How does this work?

For decades, search engines have relied on a type of technology known as a reverse-index lookup. This type of technology is similar to looking up words in the back of a book, finding the page numbers and locations of those words, then turning to the page where the desired content is located. However, because the process of using a search engine requires the user to curate their own content, by selecting from a list of search results and then choosing whichever is most useful, users tend to waste significant amounts of time jumping from search result pages in a search engine, to content, and back again in search of useful content.

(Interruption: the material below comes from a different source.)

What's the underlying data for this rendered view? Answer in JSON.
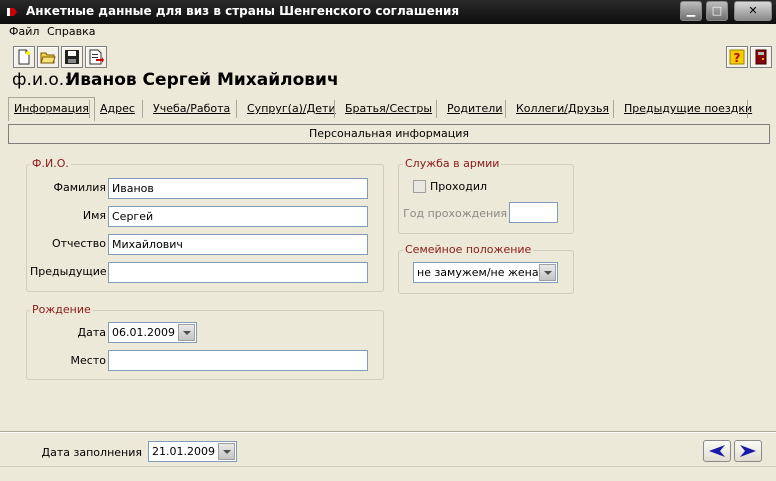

At iAsk.Ai, we believe a search engine should evolve from simple keyword matching systems to an advanced AI that can understand what you're looking for, and return relevant information to help you answer simple or complex questions easily. We use complex algorithms that can understand and respond to natural language queries, including the state-of-the art in deep learning, artificial intelligence known as transformer neural networks. To understand how these work, we first need to know what a transformer neural network is.

A transformer neural network is an artificial intelligence model specifically designed to manage sequential data, such as natural language. It's primarily used for tasks like translation and text summarization. Unlike other deep learning models, transformers don't necessitate processing sequential data in a specific order. This feature enables them to handle long-range dependencies where the comprehension of a particular word in a sentence may rely on another word appearing much later in the same sentence. The transformer model, which revolutionized the field of natural language processing, was first introduced in a paper titled "Attention is All You Need" by Vaswani et al.

The core innovation of the transformer model lies in its self-attention mechanism. Unlike traditional models that process each word in a sentence independently within a fixed context window, the self-attention mechanism allows each word to consider every other word in the sentence to better comprehend its context. This is achieved by assigning varying weights or "attention" to different words. For instance, in the sentence "The cat sat on the mat", while processing the word "sat", more attention would be allocated to "cat" and "mat" than "the" or "on". This enables the model to capture both local and global context.

Now, let's explore how search engines utilize transformer neural networks. When you input a query into a search engine, it must comprehend your question to deliver an accurate result. Traditionally, search engines have employed strategies such as keyword matching and link analysis to ascertain relevance. However, these techniques may falter with intricate queries or when a single word possesses multiple meanings.

Using transformer neural networks, search engines can more accurately comprehend the context of your search query. They are capable of interpreting your intent even if the query is lengthy, complex or contains ambiguous terms. For instance, if you input "Apple" into a search engine, it could relate to either the fruit or the technology company. A transformer network leverages context clues from your query and its inherent language understanding to determine your probable meaning.

After a search engine comprehends your query through its transformer network, it proceeds to locate pertinent results. This is achieved by comparing your query with its index of web pages. Each web page is depicted by a vector, essentially a numerical list that encapsulates its content and significance. The search engine utilizes these vectors to identify pages that bear semantic similarity to your query.

Neural networks have substantially enhanced our capacity to process natural language queries and extract pertinent information from extensive databases, such as those utilized by search engines. These models allow each word in a sentence to interact uniquely with every other word based on their respective weights or 'attention', effectively capturing both local and global context. New technology has revolutionized the way search engines comprehend and respond to our searches, making them more precise and efficient than ever before.